I Was Wrong

As a small indie developer trying to make my way in the App Store, I like to experiment and take risks. Having a couple experiments go horribly wrong is a pretty good indication that I really am taking some risks. And that’s a good thing. The thing about experimentation though, is that the point is to learn, not to be right. Confirmation bias isn’t just bad science — it’s bad friendship, bad politics, and even bad business.

In the short 24 hours Timer 2.0 has been in the App Store, I’ve learned quite a bit. Most of this is rather obvious in hindsight, but it’s really easy to get wrapped up in a project and miss the forest for the trees.

The first thing I was wrong about was how many users who had paid for the app are still actively using it. Timer was only 99¢ for a couple months, and quite frankly didn’t sell very well. I made it free over the summer, and at this point I was estimating that less than 3% of the active userbase had actually paid. I don’t have analytics in Timer since I’ve had a hard time finding a good analytics provider that doesn’t do shady things with the data they collect, but given how few people paid for the app and how low the long-term retention rate generally is for iOS apps, I was estimating that only a few hundred people who had paid were still using the app.

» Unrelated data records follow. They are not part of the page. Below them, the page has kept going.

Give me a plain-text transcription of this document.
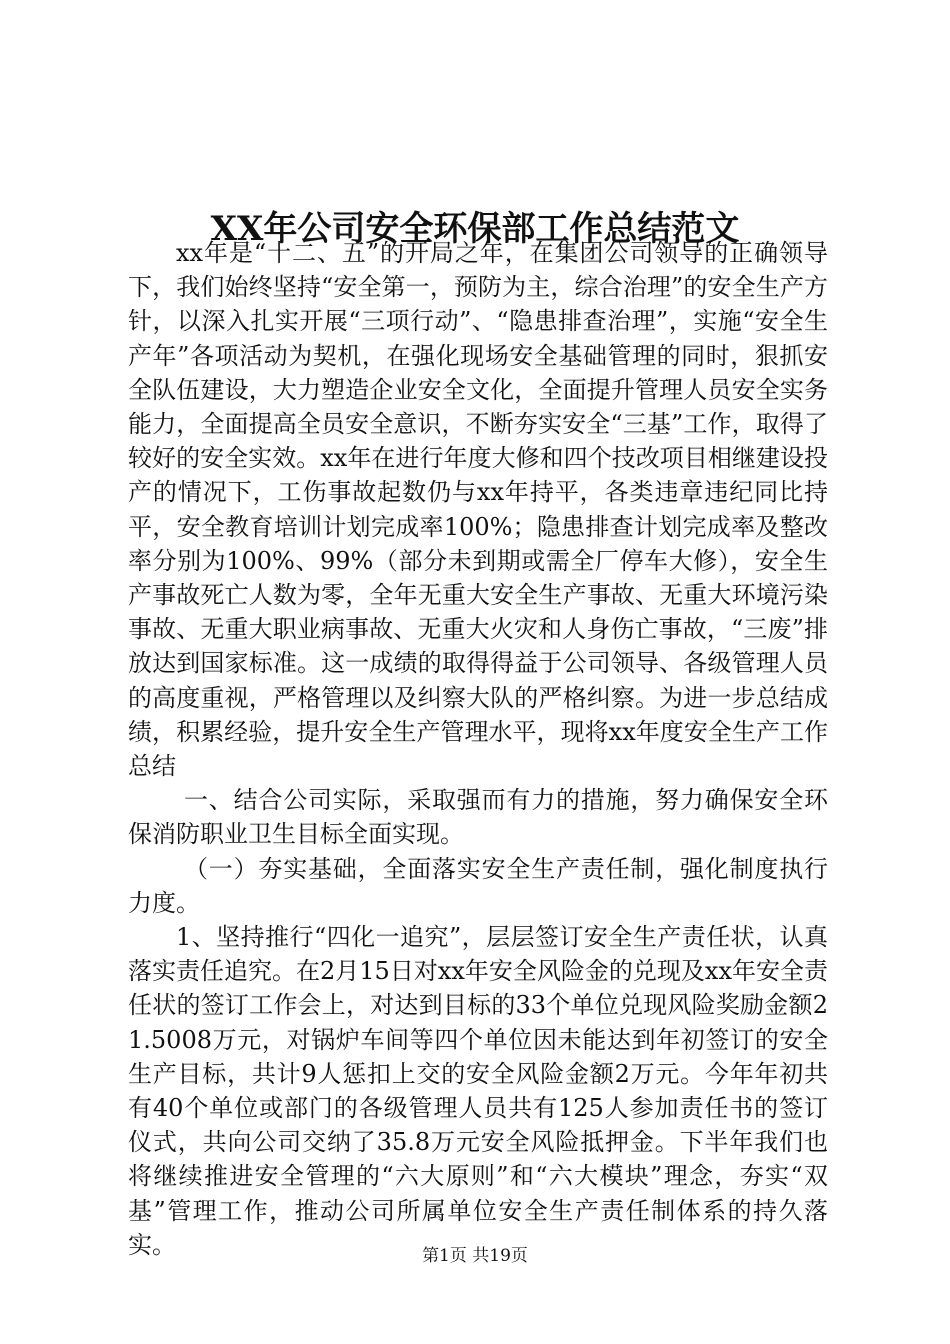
XX年公司安全环保部工作总结范文

xx年是“十二、五”的开局之年，在集团公司领导的正确领导下，我们始终坚持“安全第一，预防为主，综合治理”的安全生产方针，以深入扎实开展“三项行动”、“隐患排查治理”，实施“安全生产年”各项活动为契机，在强化现场安全基础管理的同时，狠抓安全队伍建设，大力塑造企业安全文化，全面提升管理人员安全实务能力，全面提高全员安全意识，不断夯实安全“三基”工作，取得了较好的安全实效。xx年在进行年度大修和四个技改项目相继建设投产的情况下，工伤事故起数仍与xx年持平，各类违章违纪同比持平，安全教育培训计划完成率100%；隐患排查计划完成率及整改率分别为100%、99%（部分未到期或需全厂停车大修），安全生产事故死亡人数为零，全年无重大安全生产事故、无重大环境污染事故、无重大职业病事故、无重大火灾和人身伤亡事故，“三废”排放达到国家标准。这一成绩的取得得益于公司领导、各级管理人员的高度重视，严格管理以及纠察大队的严格纠察。为进一步总结成绩，积累经验，提升安全生产管理水平，现将xx年度安全生产工作总结

一、结合公司实际，采取强而有力的措施，努力确保安全环保消防职业卫生目标全面实现。

（一）夯实基础，全面落实安全生产责任制，强化制度执行力度。

1、坚持推行“四化一追究”，层层签订安全生产责任状，认真落实责任追究。在2月15日对xx年安全风险金的兑现及xx年安全责任状的签订工作会上，对达到目标的33个单位兑现风险奖励金额21.5008万元，对锅炉车间等四个单位因未能达到年初签订的安全生产目标，共计9人惩扣上交的安全风险金额2万元。今年年初共有40个单位或部门的各级管理人员共有125人参加责任书的签订仪式，共向公司交纳了35.8万元安全风险抵押金。下半年我们也将继续推进安全管理的“六大原则”和“六大模块”理念，夯实“双基”管理工作，推动公司所属单位安全生产责任制体系的持久落实。	第1页 共19页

Since most of Timer’s users hadn’t paid for the app, I decided that putting an ad in the app made sense. I assumed that the few hundred people who had paid and were still using the app would be excited about all the new stuff and wouldn’t mind shelling out a buck for a new theme, which would disable the ad. If Apple provided a reliable way to determine who had already paid, I would have just automatically disabled ads for people who had paid. But Apple doesn’t provide a way to do that, and most of the hacks we came up with to do it ourselves seemed unreliable, especially given that the iPhone 5 and iOS 6 shipped just a couple months ago.

Disappointing some early adopters is at times just a casualty of progress. Loren Brichter famously took a lot of heat for making Tweetie 2 a new app and charging for it. That was the right thing to do even though he took some heat for it. He worked incredibly hard on Tweetie 2 and deserved to charge a fair price for all that work. Part of what Loren did right was to make Tweetie 2 a separate app. People who didn’t agree with his decision could make their case known, but nothing was forced upon them, they could continue using Tweetie 1.

But that’s not what I did with Timer. I forced an update on everyone whether they had paid or not, and gave paying users no option other than to pay again or live with the new ad. And as Craig Hockenberry pointed out to me on Twitter, I didn’t even do a very good job of offering a way for people to quickly just disable the ad if that’s all they wanted to do.

Another bad assumption was that people who hadn’t paid for the app wouldn’t mind the ad much since they hadn’t paid. The problem is, I had given it away for so long without ads, that inserting one was confusing and frustrating even for those who never paid. I honestly think that a lot of the bad reviews on the App Store are actually from people who forget that they didn’t pay for the app. When you use an app for several months without ads or IAP, it’s easy to forget that it was free.

But the biggest, most blinding mistake of them all was that the ad is just too clever. Banner ads are often ugly and force bad UI decisions. I thought it was incredibly clever to just take away a single timer and show an app icon as an ad that takes the user to that app in the App Store. And since it was so clever, and even beautiful in some ways, I didn’t think people would mind it nearly as much as a typical banner ad. Nope! Still just an ad.

Even worse, a lot of people don’t realize it’s an ad. So far the ad has a 24% tap through rate, meaning one ad is tapped on for every 4 that are shown. Developers dream of that kind of tap through rate because it generally means more revenue, but I wasn’t charging for the ads, so the tap through rate didn’t impact my bottom line at all. It does, however, seem to indicate that people are essentially being tricked into tapping since the ad doesn’t look like an ad. I don’t want to trick people into tapping on an ad, and even if I were a jerk and did, the ads wouldn’t be very valuable since people weren’t tapping with the intent of learning more about one of the advertised apps.

Given all the mistakes and bad assumptions, it’s clear that the best choice here is to immediately change course. For now I’m going to replace the ads with an apology, and later today I’ll be submitting an update to Timer that removes the ad completely.

Please accept my sincere apologies for making a mess of a great app.